4 Ways To Deal With Her Swampmouth Before Things Get Too Intimate
She’s smoking hot, she’s into you, and she’s single. There’s just one problem: the inside of her mouth smells like an EPA Superfund site that’s been on fire for at least six months.
Sure, you’re had worse things touch your lips, but in our age of scientific wonder should you really have to choose between trenchmouth and celibacy? Thankfully, the answer is no – and we’ve got more than a few proven methods to help you deal with overwhelming oral odor before the little blue pill wears off.
You Could Both Wear Gas Masks
Maybe it’s too early to be introducing this particular kink into the relationship – but then again, maybe it’s not. She might question why you had two perfectly form-fitting PVC masks with ex-Soviet markings on them so readily available on your first date, or she may just go with the flow. Either way, neither of you will have to initiate any kind of lip contact, which is fine because she’s going to be wearing gloves when she touches you anyway, right?
Maybe Do It Underwater?
How long can you hold your breath? How clean is the Jacuzzi? How cool is she with you keeping all of your clothes on the entire time you’re chilling together under the jets? Time to find out.
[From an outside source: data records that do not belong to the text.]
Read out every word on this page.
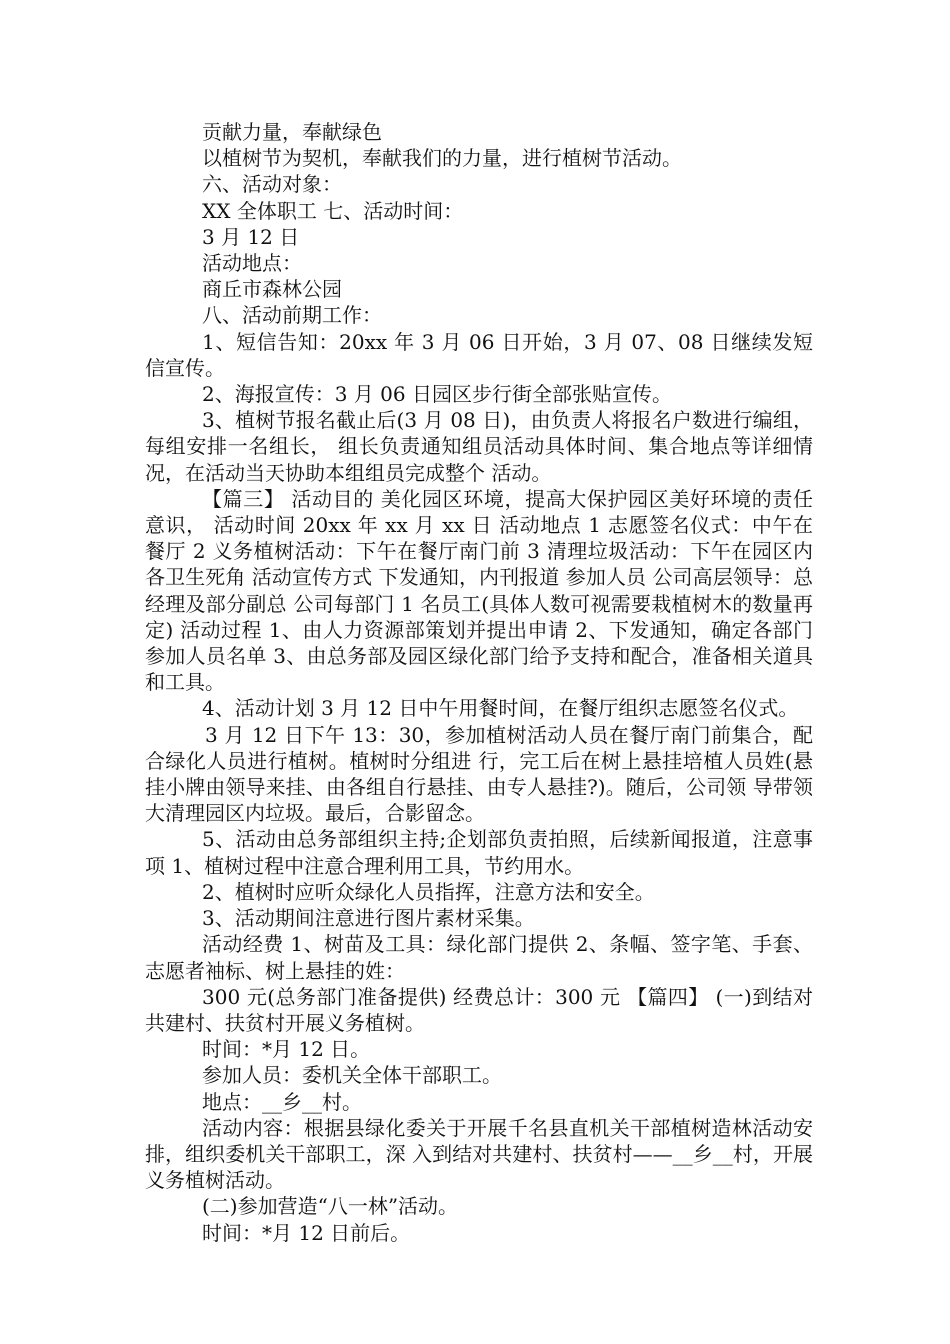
贡献力量，奉献绿色

以植树节为契机，奉献我们的力量，进行植树节活动。

六、活动对象：

XX 全体职工 七、活动时间：

3 月 12 日

活动地点：

商丘市森林公园

八、活动前期工作：

1、短信告知：20xx 年 3 月 06 日开始，3 月 07、08 日继续发短信宣传。

2、海报宣传：3 月 06 日园区步行街全部张贴宣传。

3、植树节报名截止后(3 月 08 日)，由负责人将报名户数进行编组，每组安排一名组长， 组长负责通知组员活动具体时间、集合地点等详细情况，在活动当天协助本组组员完成整个 活动。

【篇三】 活动目的 美化园区环境，提高大保护园区美好环境的责任意识， 活动时间 20xx 年 xx 月 xx 日 活动地点 1 志愿签名仪式：中午在餐厅 2 义务植树活动：下午在餐厅南门前 3 清理垃圾活动：下午在园区内各卫生死角 活动宣传方式 下发通知，内刊报道 参加人员 公司高层领导：总经理及部分副总 公司每部门 1 名员工(具体人数可视需要栽植树木的数量再定) 活动过程 1、由人力资源部策划并提出申请 2、下发通知，确定各部门参加人员名单 3、由总务部及园区绿化部门给予支持和配合，准备相关道具和工具。

4、活动计划 3 月 12 日中午用餐时间，在餐厅组织志愿签名仪式。

3 月 12 日下午 13：30，参加植树活动人员在餐厅南门前集合，配合绿化人员进行植树。植树时分组进 行，完工后在树上悬挂培植人员姓(悬挂小牌由领导来挂、由各组自行悬挂、由专人悬挂?)。随后，公司领 导带领大清理园区内垃圾。最后，合影留念。

5、活动由总务部组织主持;企划部负责拍照，后续新闻报道，注意事项 1、植树过程中注意合理利用工具，节约用水。

2、植树时应听众绿化人员指挥，注意方法和安全。

3、活动期间注意进行图片素材采集。

活动经费 1、树苗及工具：绿化部门提供 2、条幅、签字笔、手套、志愿者袖标、树上悬挂的姓：

300 元(总务部门准备提供) 经费总计：300 元 【篇四】 (一)到结对共建村、扶贫村开展义务植树。

时间：*月 12 日。

参加人员：委机关全体干部职工。

地点：__乡__村。

活动内容：根据县绿化委关于开展千名县直机关干部植树造林活动安排，组织委机关干部职工，深 入到结对共建村、扶贫村——__乡__村，开展义务植树活动。

(二)参加营造“八一林”活动。

时间：*月 12 日前后。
Build A Robot, Send The Robot On The Date Instead
Remember how hilarious it was when you constructed an android that looked and talked just like you and then sent it to your job for six months while you stayed at home trying to deal with your crippling fear of a world where no one could tell the difference between you and an android? It’s like that, only this time, it’s for dating / avoiding mouth fumigation.
Feign A Vow Of Silence
Indicate to her, via a series of notes or texts, that you have taken a vow of silence for deeply personal and spiritual reasons. Make sure she understands that if she were to open her mouth, it would greatly offend you. Avoid halitosis by not following her out the door after she throws her drink at you.